Technologische singulariteit beschrijft een tijd waar de vooruitgang zo snel gaat, dat mensen met hun bestaande intelligentie die nieuwe maatschappij niet meer kunnen begrijpen. De hele evolutie vanaf de oerknal tot nu kan worden gezien als een exponentiële groei van onze intelligentie, daarbij steeds meer ondersteund door kunstmatige intelligentie. Machines worden slimmer dan de ‘gemiddelde’ mens. Juist dat woord ‘gemiddeld’ is essentieel om te toekomst te verkennen.

Techniek is een hulpmiddel
Een microscoop is een hulpmiddel voor het oog om kleinere dingen te zien dan die we als mens kunnen zien. Hetzelfde geldt voor de telescoop en heel veel andere gereedschappen. Dit geldt ook voor de computer. De computer geeft onze hersenen extra rekenkracht om dingen te doen die we als mens nooit zouden kunnen. Over elk hulpmiddel blijft uiteindelijk de mens de baas omdat hij door de mens is ontworpen.

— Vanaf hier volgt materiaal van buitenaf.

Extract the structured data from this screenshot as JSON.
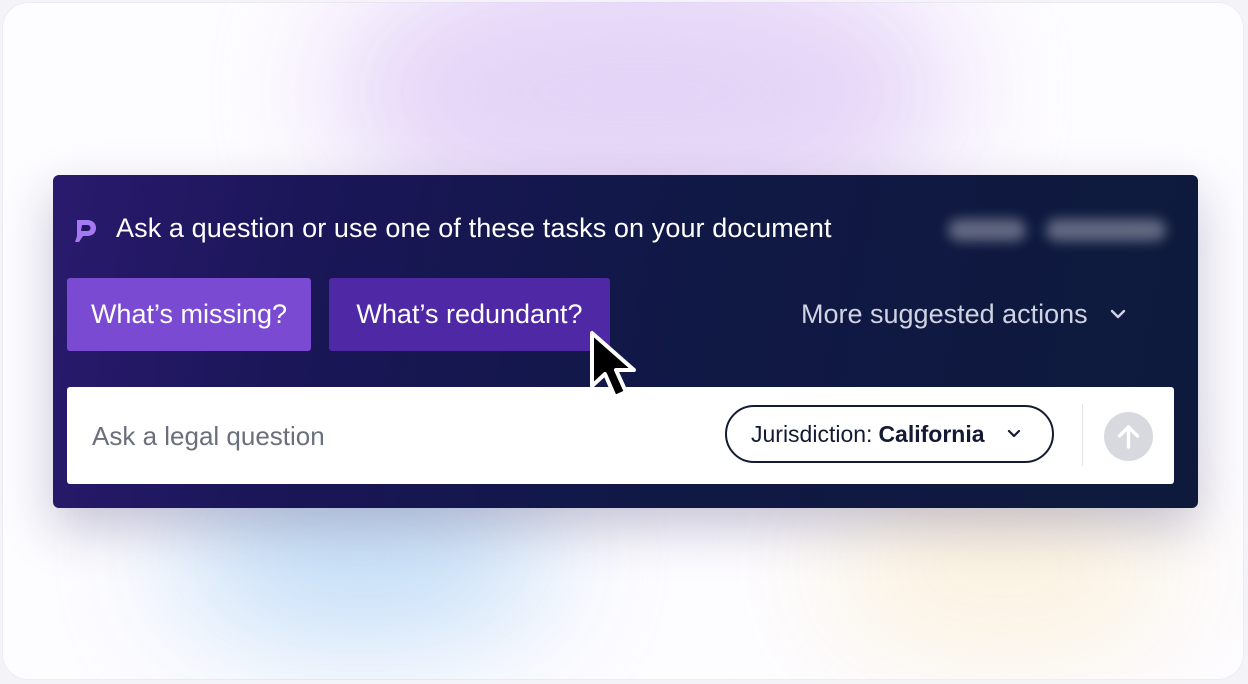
{
  "header": {
    "headline": "Ask a question or use one of these tasks on your document",
    "logo_icon": "brand-p-logo-icon",
    "accent": "#8b5cf6"
  },
  "tasks": {
    "missing_label": "What’s missing?",
    "redundant_label": "What’s redundant?",
    "more_label": "More suggested actions"
  },
  "input": {
    "placeholder": "Ask a legal question",
    "jurisdiction_label": "Jurisdiction:",
    "jurisdiction_value": "California",
    "send_icon": "arrow-up-icon"
  },
  "colors": {
    "panel_bg": "#121a45",
    "chip_primary": "#7a4ad2",
    "chip_active": "#4f28a6"
  }
}
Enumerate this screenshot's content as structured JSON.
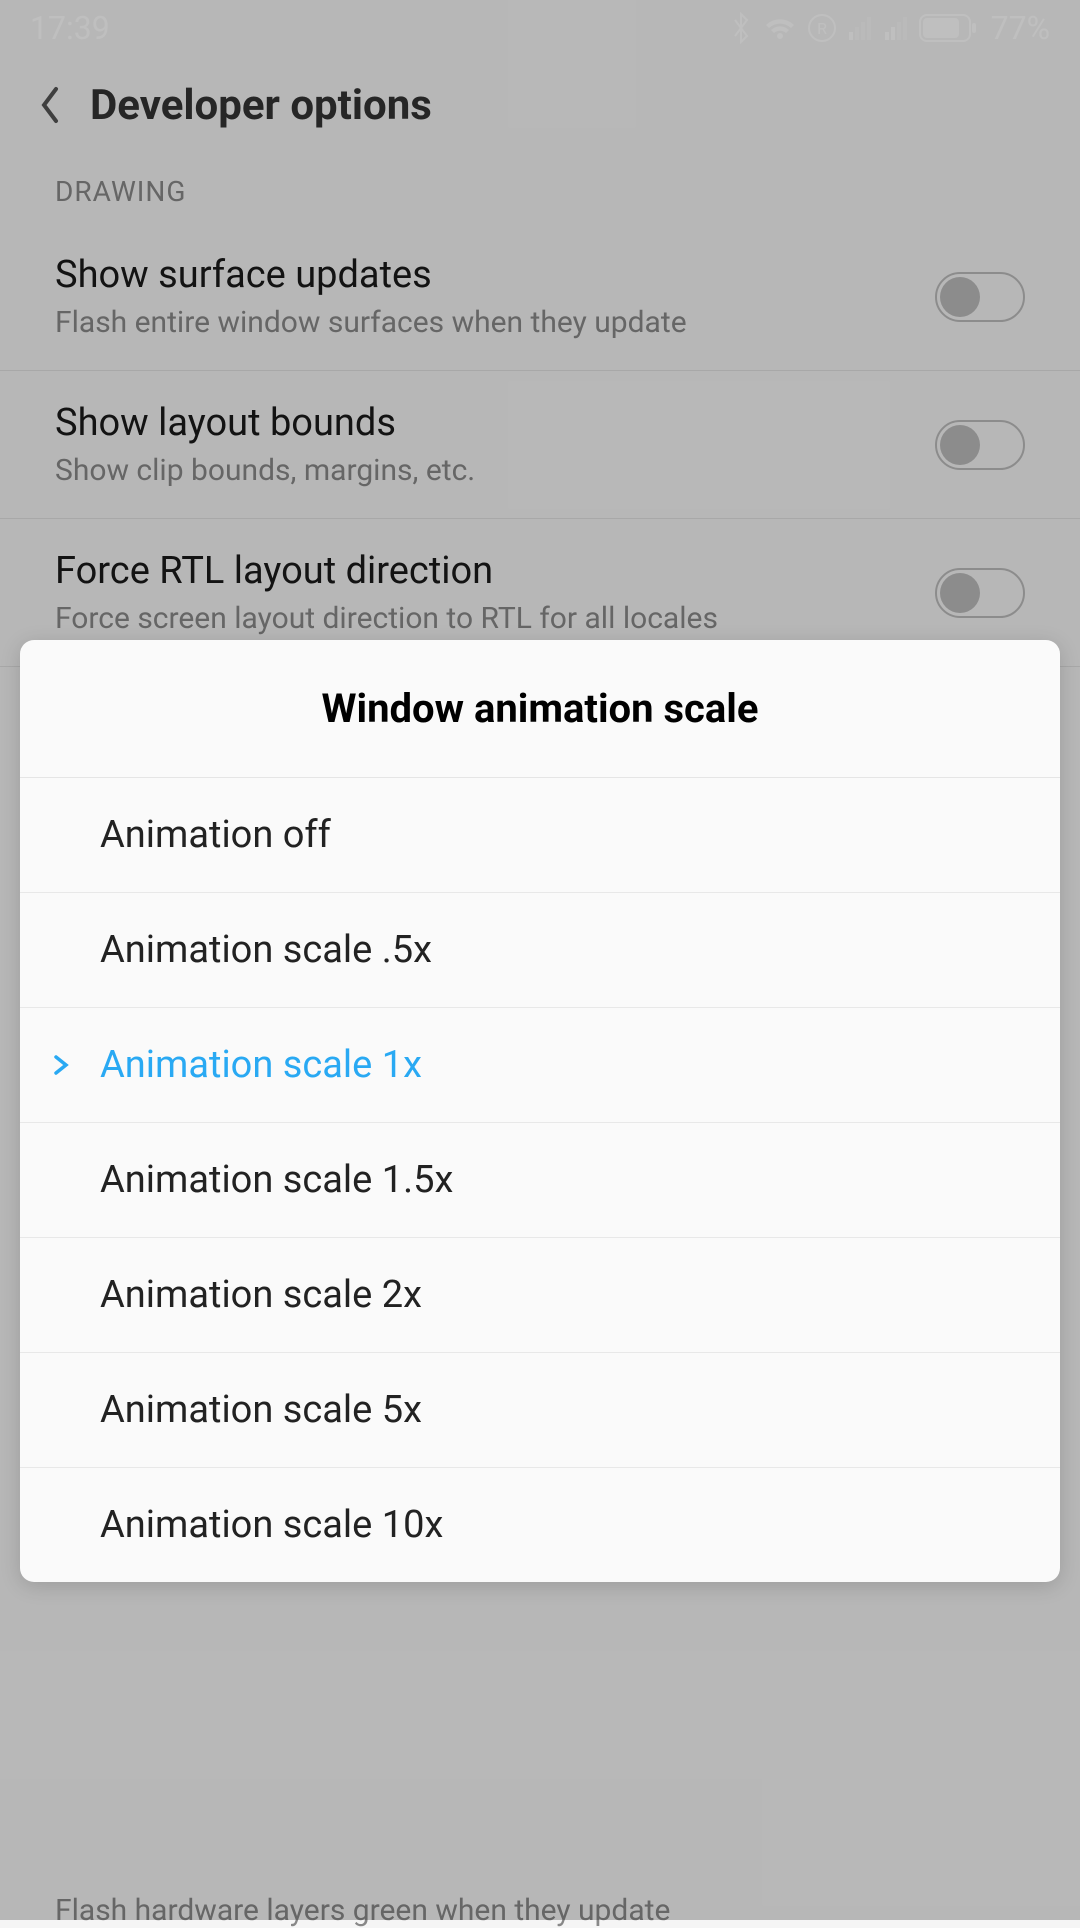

Vele hulpmiddelen worden dus nu ook slimmer, dan we als mens ‘normaal’ zijn. Slimmer dan de gemiddelde mens dus, maar ook slimmer dan de mens zelf? Die vraag deelt de volgers van Singularity in twee kampen: is er straks geen mens slimmer dan de techniek die we met elkaar creëerden of zal dat moment in de tijd nooit komen? Blijft techniek altijd een hulpmiddel, hoe slim en mooi ook of neemt de techniek de macht van de mensheid over?

Verkiezingsprogramma
Ook hier is het begrip ‘gemiddeld’ weer belangrijk. Voor veel gemiddelde mensen zal straks geen werk meer zijn en neemt techniek een belangrijk deel van hun werk over. We zullen moeten zorgen dat we voor die mensen een menswaardig bestaan behouden met welvaart, wellicht een basisloon, hopelijk vrede en uiteindelijke zinvolle activiteiten voor iedereen. Maar voor een deel van de mensen blijft er inhoudelijk en innovatief werk bestaan, die blijft de mensheid ontwikkelen en sturen.

Hoe? Dat is een vraag die ik in geen enkel verkiezingsprogramma lees, maar het antwoord daarop is wel uiterst essentieel is voor de komende decennia. Daar hebben we visionairs, filosofen en (technische) denkers voor nodig die we momenteel in de politiek ontberen.